Culture Club Helsinki

artikkelikuva: Culture Club Helsinki

Photo: ALA Architects


Culture is deeply integrated into the DNA of any true city – and Helsinki is showing the way with the launch of Amos Rex art museum and the new city centre library, Oodi. Both projects are great examples of how culture can stay relevant in the age of social media and ever-shortening attention spans.

Designed by Finnish architects JKMM, Amos Rex opened its doors in August – and found a seemingly endless line of people on the sidewalk waiting to get in. Months later, the situation is still the same: people are queuing up to get the goods on the cultural newcomer.


Photo: Tuomas Uusheimo

Principle architect Aimo Jaaksi says that the museum has really mobilized large numbers of people; and, to boot, also international media has been swooning about the museum, with such stalwart players as BBC and The Guardian tipping their hat to the project.


Photo: Tuomas Uusheimo

“There was something here that has just clicked right away,” says Jaaksi, while admitting to being a “little surprised” by the museum’s popularity. As the first ten weeks saw 140,000 visitors to the museum – a new record in Finland – it is clear that Jaaksi and his crew have really hit a homerun with this one.

Going Deep
The entrance to Amos Rex is through Lasipalatsi (“glass palace”), a distinguished 1930s Functionalist pavilion comprising restaurants, shops, the Bio Rex cinema and an open square behind it. All the newbuild gallery spaces of Amos Rex, however, are underground.

“It was really the only viable option for us to go underground,” explains Jaaksi.


Photo: Yiping Feng and Ling Ouyang

JKMM worked with the City planners to determine how Lasipalatsi Square would remain as an important civic space within Helsinki while also allowing the public to enjoy Amos Rex’s only visible new built elevation, its roofscape. The solution came in the form of highly sculptural roof lights that also address the challenge of bringing daylight into the subterranean exhibition spaces. The roof lights create a new topography, their gently rolling forms playing on the idea of an urban park in keeping with the integrity of the square.


Photo: ALA Architects

“This way we’re not totally filling up the square with new construction, and, on the other hand, are letting people know of the museum’s existence in some manner,” Jaaksi says.


Photo: Tuomas Uusheimo

Let There Be Light
Inside the gallery spaces, visitors looking up to the generous steel-framed concrete skylights will feel connected to the city through JKMM’s carefully considered views opening out to the street-level above. The architects felt it to be especially important for visitors to experience a sense of place, to feel located in a specific part of the city, even when they are six meters below ground.

From a museum design point of view, the structure of the large domed skylights has enabled JKMM to shape a column-free 2,200 square meter exhibition hall. There is no doubt that curators will find this a delightfully flexible space in which to mount exhibitions.

Asmo Jaaksi comments that integrating one of Finland’s architecturally pioneering 1930s buildings – Lasipalatsi – as part of the Amos Rex project was “a moving experience”.

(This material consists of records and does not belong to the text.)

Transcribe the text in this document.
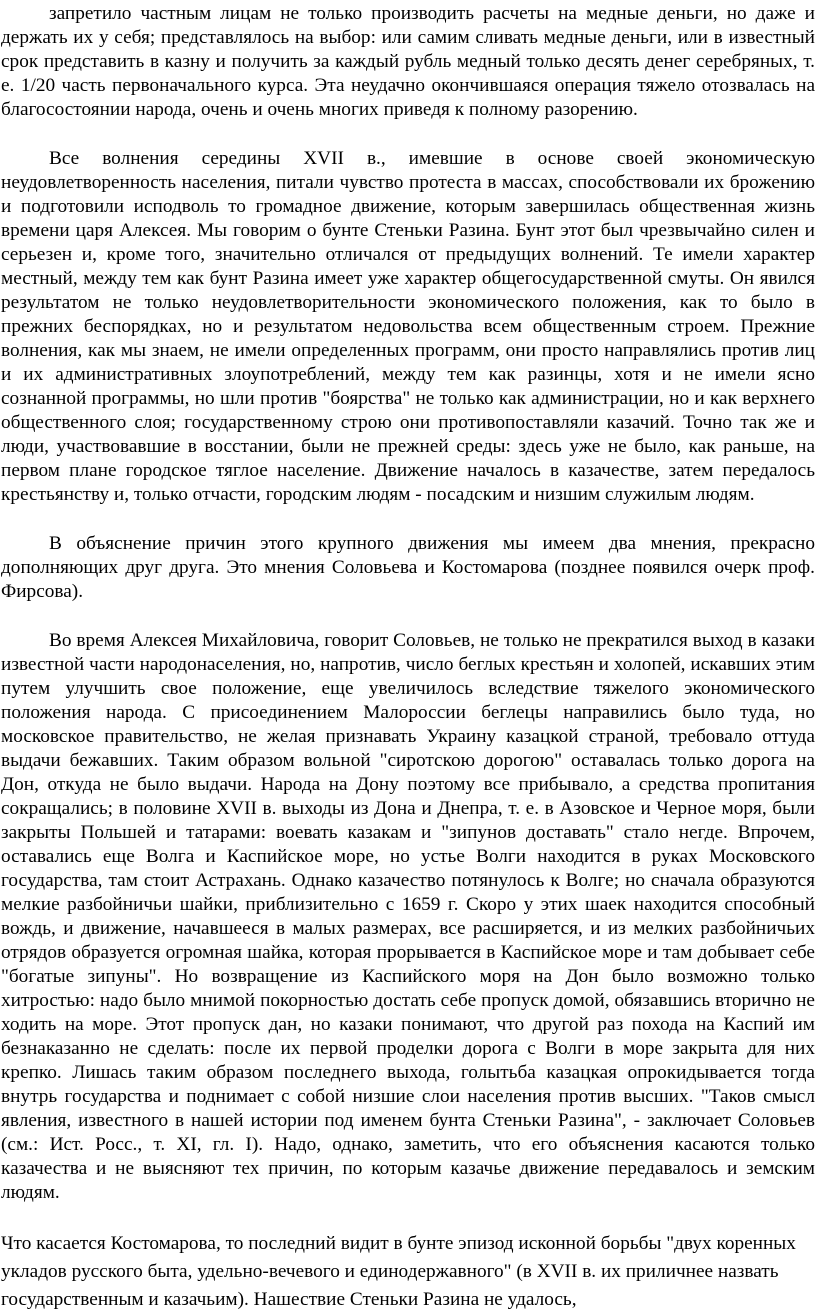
запретило частным лицам не только производить расчеты на медные деньги, но даже и держать их у себя; представлялось на выбор: или самим сливать медные деньги, или в известный срок представить в казну и получить за каждый рубль медный только десять денег серебряных, т. е. 1/20 часть первоначального курса. Эта неудачно окончившаяся операция тяжело отозвалась на благосостоянии народа, очень и очень многих приведя к полному разорению.

Все волнения середины XVII в., имевшие в основе своей экономическую неудовлетворенность населения, питали чувство протеста в массах, способствовали их брожению и подготовили исподволь то громадное движение, которым завершилась общественная жизнь времени царя Алексея. Мы говорим о бунте Стеньки Разина. Бунт этот был чрезвычайно силен и серьезен и, кроме того, значительно отличался от предыдущих волнений. Те имели характер местный, между тем как бунт Разина имеет уже характер общегосударственной смуты. Он явился результатом не только неудовлетворительности экономического положения, как то было в прежних беспорядках, но и результатом недовольства всем общественным строем. Прежние волнения, как мы знаем, не имели определенных программ, они просто направлялись против лиц и их административных злоупотреблений, между тем как разинцы, хотя и не имели ясно сознанной программы, но шли против "боярства" не только как администрации, но и как верхнего общественного слоя; государственному строю они противопоставляли казачий. Точно так же и люди, участвовавшие в восстании, были не прежней среды: здесь уже не было, как раньше, на первом плане городское тяглое население. Движение началось в казачестве, затем передалось крестьянству и, только отчасти, городским людям - посадским и низшим служилым людям.

В объяснение причин этого крупного движения мы имеем два мнения, прекрасно дополняющих друг друга. Это мнения Соловьева и Костомарова (позднее появился очерк проф. Фирсова).

Во время Алексея Михайловича, говорит Соловьев, не только не прекратился выход в казаки известной части народонаселения, но, напротив, число беглых крестьян и холопей, искавших этим путем улучшить свое положение, еще увеличилось вследствие тяжелого экономического положения народа. С присоединением Малороссии беглецы направились было туда, но московское правительство, не желая признавать Украину казацкой страной, требовало оттуда выдачи бежавших. Таким образом вольной "сиротскою дорогою" оставалась только дорога на Дон, откуда не было выдачи. Народа на Дону поэтому все прибывало, а средства пропитания сокращались; в половине XVII в. выходы из Дона и Днепра, т. е. в Азовское и Черное моря, были закрыты Польшей и татарами: воевать казакам и "зипунов доставать" стало негде. Впрочем, оставались еще Волга и Каспийское море, но устье Волги находится в руках Московского государства, там стоит Астрахань. Однако казачество потянулось к Волге; но сначала образуются мелкие разбойничьи шайки, приблизительно с 1659 г. Скоро у этих шаек находится способный вождь, и движение, начавшееся в малых размерах, все расширяется, и из мелких разбойничьих отрядов образуется огромная шайка, которая прорывается в Каспийское море и там добывает себе "богатые зипуны". Но возвращение из Каспийского моря на Дон было возможно только хитростью: надо было мнимой покорностью достать себе пропуск домой, обязавшись вторично не ходить на море. Этот пропуск дан, но казаки понимают, что другой раз похода на Каспий им безнаказанно не сделать: после их первой проделки дорога с Волги в море закрыта для них крепко. Лишась таким образом последнего выхода, голытьба казацкая опрокидывается тогда внутрь государства и поднимает с собой низшие слои населения против высших. "Таков смысл явления, известного в нашей истории под именем бунта Стеньки Разина", - заключает Соловьев (см.: Ист. Росс., т. XI, гл. I). Надо, однако, заметить, что его объяснения касаются только казачества и не выясняют тех причин, по которым казачье движение передавалось и земским людям.

Что касается Костомарова, то последний видит в бунте эпизод исконной борьбы "двух коренных укладов русского быта, удельно-вечевого и единодержавного" (в XVII в. их приличнее назвать государственным и казачьим). Нашествие Стеньки Разина не удалось,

“By adding a bold new layer to Lasipalatsi, we feel we are connecting past with present.”

Ode to Books
A stone’s throw (or two) away from Amos Rex, we find Helsinki Central Library Oodi which opened on 5 December 2018, on Independence Day eve. Oodi, a winner of a past architectural competition, is a striking building with its glass and steel structures and wooden facade, its design a combination of traditional and contemporary flavors. The energy-efficient library is an impressive calling card for Finnish architecture and fits its surroundings like a glove.


Photo: Tuomas Uusheimo

ALA Architects is responsible for the architectural planning. Antti Nousjoki from ALA Architects observes that Oodi will be “one of the freest buildings” in Helsinki (or even in the Nordic Countries) where the visitor can do many things and take initiative in what they want to do.

“Oodi is a constantly learning and developing tool for those living in or visiting Helsinki,” Nousjoki says.

Culture Superhub
The library building in the heart of Helsinki consists almost entirely of public space and will offer a wide selection of services, becoming the new central point for the city’s impressive public library network. The design divides the functions of the library into three distinctive levels: an active ground floor, a peaceful upper floor, and an enclosed in-between volume containing more specific functions.

This concept has been developed into an arching form that invites people to utilize the spaces and services underneath, inside and on top of it. The resulting building is truly an inspiring and highly functional addition to the urban life of Helsinki and the Töölönlahti area.